Появились и другие новые слова, например слово, которое я узнал от Ингве, он объяснил мне, что значит «трахаться»; оказывается, правильно это называлось «совокупляться». Это стало таким потрясением, что пришлось подняться с Гейром высоко на гору, чтобы сообщить ему эту новость. «Это называется „совокупляться“, — сказал я. — Только не говори никому, что узнал это от меня! Дай честное слово!» И он пообещал никому не говорить. А вообще он все больше и больше времени стал проводить с Вемунном, и Вемунн даже начал бывать у него дома. Я не мог этого понять и так ему и сказал. Почему ты хочешь водиться с Вемунном? Он же толстый и глупый и во всем самый слабый в классе. В чем дело, спросил я. Что там у вас такого уж интересного? Да нет, сказал Гейр, чаще всего просто сидим и рисуем… Между тем даже на уроках Гейр, когда надо было делать что-то вдвоем, выбирал вместо меня Вемунна, хотя раньше не задумываясь обращался ко мне. Несколько раз я тоже ходил с ним к Вемунну, отчасти ради того, чтобы быть поближе к Анне Лисбет, и мне их занятия показались скучными, но когда я так и сказал и предложил что-то другое, они вдвоем объединились против меня, чтобы продолжать то, что начали. Ну и ладно, мне-то что! Если он хочет водиться с последним дураком в классе, пускай водится, его дело. Ну а так мы по-прежнему оставались соседями, и он по-прежнему часто заходил за мной после школы, а в этом году мы с весны оба поступили в футбольный клуб. В него вступили почти все ребята с нашей улицы, тренировки проходили в Хове, и моя мама и мама Гейра по очереди отвозили нас на занятия. К началу тренировок мама купила мне тренировочную форму. Это был мой первый спортивный костюм. Я-то уж было размечтался, что он будет синий и блестящий, с надписью «Адидас», как у Ингве, или, еще лучше, «Пума», или на худой конец «Хуммель» или «Адмирал». Но то, что она принесла из магазина, оказалось вообще без лейбла. Костюм был коричневый с белыми полосками, и, хотя цвет мне сразу не понравился, это было еще не самое худшее. Главное, материя была не блестящая, а матовая, немного даже шероховатая, и костюм не сидел на теле свободно, а плотно облегал его, так что моя оттопыренная задница торчала еще больше. Надев костюм, только об этом и думал. Даже когда я выбежал на поле и началась тренировка, я ни о чем другом думать не мог. Попа у меня торчит как надувной шар, думал я, бегая за мячом. Тренировочный костюм у меня коричневый и некрасивый, думал я. У меня в нем идиотский вид, думал я. Идиот. Идиот. Идиот.
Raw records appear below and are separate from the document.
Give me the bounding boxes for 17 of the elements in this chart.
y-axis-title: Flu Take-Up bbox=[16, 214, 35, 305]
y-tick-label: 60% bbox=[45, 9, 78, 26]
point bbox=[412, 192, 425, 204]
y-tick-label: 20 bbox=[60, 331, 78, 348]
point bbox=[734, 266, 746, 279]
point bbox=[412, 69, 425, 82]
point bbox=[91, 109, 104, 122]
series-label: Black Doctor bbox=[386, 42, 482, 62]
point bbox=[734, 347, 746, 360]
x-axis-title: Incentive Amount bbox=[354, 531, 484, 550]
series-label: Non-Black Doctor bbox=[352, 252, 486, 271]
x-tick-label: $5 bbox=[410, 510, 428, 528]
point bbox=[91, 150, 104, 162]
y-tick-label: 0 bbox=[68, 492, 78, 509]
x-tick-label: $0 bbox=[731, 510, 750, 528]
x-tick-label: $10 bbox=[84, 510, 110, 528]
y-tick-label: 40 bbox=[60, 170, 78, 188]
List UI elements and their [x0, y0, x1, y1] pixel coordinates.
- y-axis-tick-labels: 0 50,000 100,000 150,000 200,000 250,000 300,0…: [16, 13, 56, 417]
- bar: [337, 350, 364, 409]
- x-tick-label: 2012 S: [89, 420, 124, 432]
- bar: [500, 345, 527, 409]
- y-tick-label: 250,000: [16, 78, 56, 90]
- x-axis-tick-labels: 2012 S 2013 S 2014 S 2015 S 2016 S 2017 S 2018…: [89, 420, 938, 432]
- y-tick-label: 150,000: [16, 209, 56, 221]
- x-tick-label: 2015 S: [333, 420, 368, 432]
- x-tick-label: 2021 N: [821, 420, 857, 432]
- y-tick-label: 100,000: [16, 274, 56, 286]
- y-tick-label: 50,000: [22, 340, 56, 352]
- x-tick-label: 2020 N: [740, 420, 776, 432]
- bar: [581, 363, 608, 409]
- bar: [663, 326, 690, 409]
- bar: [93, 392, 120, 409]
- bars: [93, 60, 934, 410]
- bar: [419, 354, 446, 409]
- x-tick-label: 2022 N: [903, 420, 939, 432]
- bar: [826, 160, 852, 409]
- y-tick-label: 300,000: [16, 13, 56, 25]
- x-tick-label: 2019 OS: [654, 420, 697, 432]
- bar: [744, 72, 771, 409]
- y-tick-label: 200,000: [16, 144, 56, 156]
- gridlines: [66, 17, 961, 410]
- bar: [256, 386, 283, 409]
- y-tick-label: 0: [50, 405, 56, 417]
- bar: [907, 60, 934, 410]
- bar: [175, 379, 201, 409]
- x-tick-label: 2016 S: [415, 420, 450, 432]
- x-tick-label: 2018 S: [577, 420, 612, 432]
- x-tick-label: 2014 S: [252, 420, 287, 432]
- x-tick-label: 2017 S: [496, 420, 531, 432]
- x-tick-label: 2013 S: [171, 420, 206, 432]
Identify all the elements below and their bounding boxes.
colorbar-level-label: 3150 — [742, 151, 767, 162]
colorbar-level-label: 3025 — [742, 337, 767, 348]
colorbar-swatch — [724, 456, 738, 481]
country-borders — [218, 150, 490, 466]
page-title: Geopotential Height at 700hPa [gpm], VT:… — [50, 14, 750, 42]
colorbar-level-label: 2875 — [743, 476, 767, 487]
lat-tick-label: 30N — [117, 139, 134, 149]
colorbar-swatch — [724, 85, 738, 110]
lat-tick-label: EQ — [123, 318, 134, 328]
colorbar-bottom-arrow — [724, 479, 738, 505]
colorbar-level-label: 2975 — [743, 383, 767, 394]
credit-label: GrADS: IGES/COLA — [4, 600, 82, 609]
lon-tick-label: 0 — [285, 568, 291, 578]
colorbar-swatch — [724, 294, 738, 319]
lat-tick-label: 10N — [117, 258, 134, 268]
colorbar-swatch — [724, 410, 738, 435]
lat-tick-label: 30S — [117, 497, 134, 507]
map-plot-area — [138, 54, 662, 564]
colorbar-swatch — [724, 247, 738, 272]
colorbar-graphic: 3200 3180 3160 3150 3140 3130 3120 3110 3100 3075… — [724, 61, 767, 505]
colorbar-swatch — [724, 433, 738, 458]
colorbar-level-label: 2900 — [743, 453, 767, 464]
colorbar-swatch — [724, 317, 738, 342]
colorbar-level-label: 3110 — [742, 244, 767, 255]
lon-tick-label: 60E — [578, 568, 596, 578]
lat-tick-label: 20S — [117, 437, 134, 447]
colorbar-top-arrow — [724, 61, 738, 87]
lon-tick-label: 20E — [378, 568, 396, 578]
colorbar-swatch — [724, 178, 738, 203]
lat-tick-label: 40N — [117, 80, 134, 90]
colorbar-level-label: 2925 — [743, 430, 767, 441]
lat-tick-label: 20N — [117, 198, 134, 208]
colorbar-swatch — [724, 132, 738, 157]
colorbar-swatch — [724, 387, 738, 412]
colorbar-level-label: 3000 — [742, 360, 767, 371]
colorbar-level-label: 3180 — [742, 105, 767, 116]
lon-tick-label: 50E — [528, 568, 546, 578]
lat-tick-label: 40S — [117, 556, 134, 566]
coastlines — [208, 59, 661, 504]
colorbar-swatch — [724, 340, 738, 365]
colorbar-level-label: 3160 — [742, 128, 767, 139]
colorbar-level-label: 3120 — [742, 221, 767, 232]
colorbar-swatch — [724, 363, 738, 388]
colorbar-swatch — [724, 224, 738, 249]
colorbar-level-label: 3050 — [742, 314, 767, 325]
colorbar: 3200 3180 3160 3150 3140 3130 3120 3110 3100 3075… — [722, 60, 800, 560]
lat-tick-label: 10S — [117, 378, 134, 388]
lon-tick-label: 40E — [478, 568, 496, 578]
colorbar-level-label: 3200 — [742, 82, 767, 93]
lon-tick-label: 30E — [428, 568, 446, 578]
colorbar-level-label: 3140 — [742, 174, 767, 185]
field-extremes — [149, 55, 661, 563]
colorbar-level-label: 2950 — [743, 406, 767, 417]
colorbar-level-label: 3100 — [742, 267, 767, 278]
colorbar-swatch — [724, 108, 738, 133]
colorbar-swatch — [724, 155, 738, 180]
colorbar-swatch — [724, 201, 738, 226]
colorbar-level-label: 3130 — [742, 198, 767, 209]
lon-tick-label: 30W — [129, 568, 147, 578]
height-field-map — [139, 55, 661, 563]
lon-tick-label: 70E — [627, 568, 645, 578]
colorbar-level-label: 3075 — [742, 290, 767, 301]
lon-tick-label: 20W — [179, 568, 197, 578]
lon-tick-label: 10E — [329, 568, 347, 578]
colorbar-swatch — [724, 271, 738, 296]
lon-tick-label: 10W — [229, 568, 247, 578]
Но маме я этого не сказал. Я сделал вид, что страшно обрадовался новой форме, потому что мама потратила на нее много денег, долго искала ее по всему городу, потратила ради меня много времени, и, если я скажу, что костюм мне не нравится, она сразу подумает, что я неблагодарный, а потом расстроится, что опять не сумела мне угодить. А этого я не хотел. «Какая красивая! — сказал я поэтому. — Ну, просто ужас какая красивая! Точно, как я мечтал!»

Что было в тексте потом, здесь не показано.